I consume up to 5 litres of water during this time.
Who’s better - your sister or you?
I think that’s an unfair question to ask, because we both have different strengths and therefore we are both unique in our own different way. We are both very competitive by nature and have a passion for fitness and at the end of the day we are always there to lift each other up during our ups and downs. We celebrate each other’s accomplishments, therefore, if she wins I’m a winner too and vice versa.
Where will all this power training take you – what’s your goal?
I started training mainly because I didn’t like the way my body looked. I used to be super skinny no matter how much I ate and I wanted to gain some muscle mass. Shortly after a year or so, I noticed how much my body changed. I began showing abs instead of just a flat stomach and muscles on my legs, shoulders, biceps and so on. This persuaded me to take my fitness to the next level, I wanted it to mean something to me, I wanted to help and inspire others, so I got myself certified as a trainer. Immediately after, I began my own outdoor boot camp twice a week. This led me to also get myself certified as a Boot camp instructor and a Zumba instructor.
Each year I challenged myself to do something I haven’t done before like, competing in Warrior Dash, Mud Hero, running a 5k race and so on. This kept me happy and content for a few years, only to feel like there was something else that I was meant to do and fulfill in order to feel complete.
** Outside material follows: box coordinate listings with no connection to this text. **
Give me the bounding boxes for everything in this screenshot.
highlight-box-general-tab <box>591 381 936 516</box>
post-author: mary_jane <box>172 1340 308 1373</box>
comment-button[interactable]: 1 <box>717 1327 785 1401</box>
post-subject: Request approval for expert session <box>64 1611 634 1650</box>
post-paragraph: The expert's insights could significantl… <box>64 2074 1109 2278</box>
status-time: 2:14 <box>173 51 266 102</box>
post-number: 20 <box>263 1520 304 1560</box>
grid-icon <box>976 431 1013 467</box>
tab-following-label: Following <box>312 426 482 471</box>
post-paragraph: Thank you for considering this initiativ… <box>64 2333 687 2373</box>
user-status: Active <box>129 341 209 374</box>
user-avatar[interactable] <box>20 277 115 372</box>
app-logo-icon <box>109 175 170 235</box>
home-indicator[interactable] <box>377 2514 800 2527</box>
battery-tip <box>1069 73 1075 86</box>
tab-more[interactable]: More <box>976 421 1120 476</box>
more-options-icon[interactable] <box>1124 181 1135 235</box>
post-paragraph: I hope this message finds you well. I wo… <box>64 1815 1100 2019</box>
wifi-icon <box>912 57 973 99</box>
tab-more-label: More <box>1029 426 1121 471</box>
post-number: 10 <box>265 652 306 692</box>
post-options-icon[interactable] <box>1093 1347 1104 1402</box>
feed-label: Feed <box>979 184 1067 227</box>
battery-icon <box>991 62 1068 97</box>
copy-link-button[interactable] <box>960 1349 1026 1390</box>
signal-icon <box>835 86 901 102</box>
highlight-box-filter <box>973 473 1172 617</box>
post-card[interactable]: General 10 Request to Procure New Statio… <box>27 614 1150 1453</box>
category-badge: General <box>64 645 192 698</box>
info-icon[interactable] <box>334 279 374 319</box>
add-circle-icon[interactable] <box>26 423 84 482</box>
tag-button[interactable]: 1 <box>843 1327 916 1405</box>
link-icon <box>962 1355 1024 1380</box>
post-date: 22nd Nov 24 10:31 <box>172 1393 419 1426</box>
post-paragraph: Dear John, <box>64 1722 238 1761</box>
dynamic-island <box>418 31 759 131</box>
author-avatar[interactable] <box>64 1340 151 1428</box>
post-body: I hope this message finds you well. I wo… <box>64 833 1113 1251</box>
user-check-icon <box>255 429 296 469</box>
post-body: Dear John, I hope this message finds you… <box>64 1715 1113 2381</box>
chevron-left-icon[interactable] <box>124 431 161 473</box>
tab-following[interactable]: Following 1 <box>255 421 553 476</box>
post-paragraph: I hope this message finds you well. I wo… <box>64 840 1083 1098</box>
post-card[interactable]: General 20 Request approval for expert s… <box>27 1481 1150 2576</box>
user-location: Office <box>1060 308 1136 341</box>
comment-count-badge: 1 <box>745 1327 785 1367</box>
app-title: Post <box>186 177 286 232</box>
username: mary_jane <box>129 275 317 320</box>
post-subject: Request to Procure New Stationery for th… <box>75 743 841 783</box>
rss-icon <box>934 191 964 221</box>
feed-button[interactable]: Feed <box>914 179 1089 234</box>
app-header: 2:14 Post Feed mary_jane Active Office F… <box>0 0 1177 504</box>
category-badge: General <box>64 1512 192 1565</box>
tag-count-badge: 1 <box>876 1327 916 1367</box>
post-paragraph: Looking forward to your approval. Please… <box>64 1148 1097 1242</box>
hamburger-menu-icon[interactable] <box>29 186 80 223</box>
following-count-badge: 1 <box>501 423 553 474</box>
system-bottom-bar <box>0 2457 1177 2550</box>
Most of my fitness companions kept pushing me and motivating me to compete in a show. Watching my sister compete in her very first show sort of lit the fire under my rear end. So I took that next step and challenged myself to compete in IDFA Novice Fitness Model where I was ranked 6th place in the medium height category. This was my first fitness show and I was quite proud of myself. This was a very exciting event because I had my sister by my side competing in the same show.
I was in the midst of training for another show when I found out that I was pregnant. So, everything came to a halt! But this is not it. I have made it my goal to compete next spring in OPA Bikini category and then continue from there. Being pregnant hasn’t stopped me from keeping up with my fitness routine or following a clean diet. I still train 4-5 days a week engaging in 20 minute moderate cardio and 40 minute full body circuit routine using light to moderate weights to keep my muscles tight. My goal is to continue until I am ready to deliver my baby. This will not only come in handy during labour, but will also help me recover quickly and shed those extra pounds I have gained during my pregnancy.
Muscles, skimpy clothing and showing off your body – your thoughts?
Yes there have been plenty of occasions where people have misunderstood me just by looking at my bikini pictures. But this is how society is, they fail to realise that this is a type of showbiz. Yes, the competitions do require us to wear a certain style of bikini that portrays all those hard earned muscles we worked for up until the day we step on stage. That doesn’t mean that all fitness models and bodybuilders prance around on the streets dressed like that all the time.
I have gotten numerous private messages from total strangers asking me inappropriate questions or making disrespectful comments. I have learned to ignore them, that’s the best I can do.
You are about to have a second baby. Is this it?
Well, I have learned never to say never. Because I have said “never again” since the day my daughter was born 8 years ago only to find out that I was pregnant yet again. I am certainly not planning to have any more kids, but god always has other plans for each of us.
On a lighter note, have your muscles come in handy in a fight?
I am definitely not a fighter, I am more of a peacemaker. Therefore I would have to say no. But my friends say I tend to intimidate them because I am a “fit chick”.
Will you come back to Sri Lanka?
Although I have been a Canadian citizen for 25 years, I will always have a special place in my heart for my mother land. So, yes I will definitely come back for a visit and to show my children where I was born and where I gained my most valuable assets - my culture and heritage.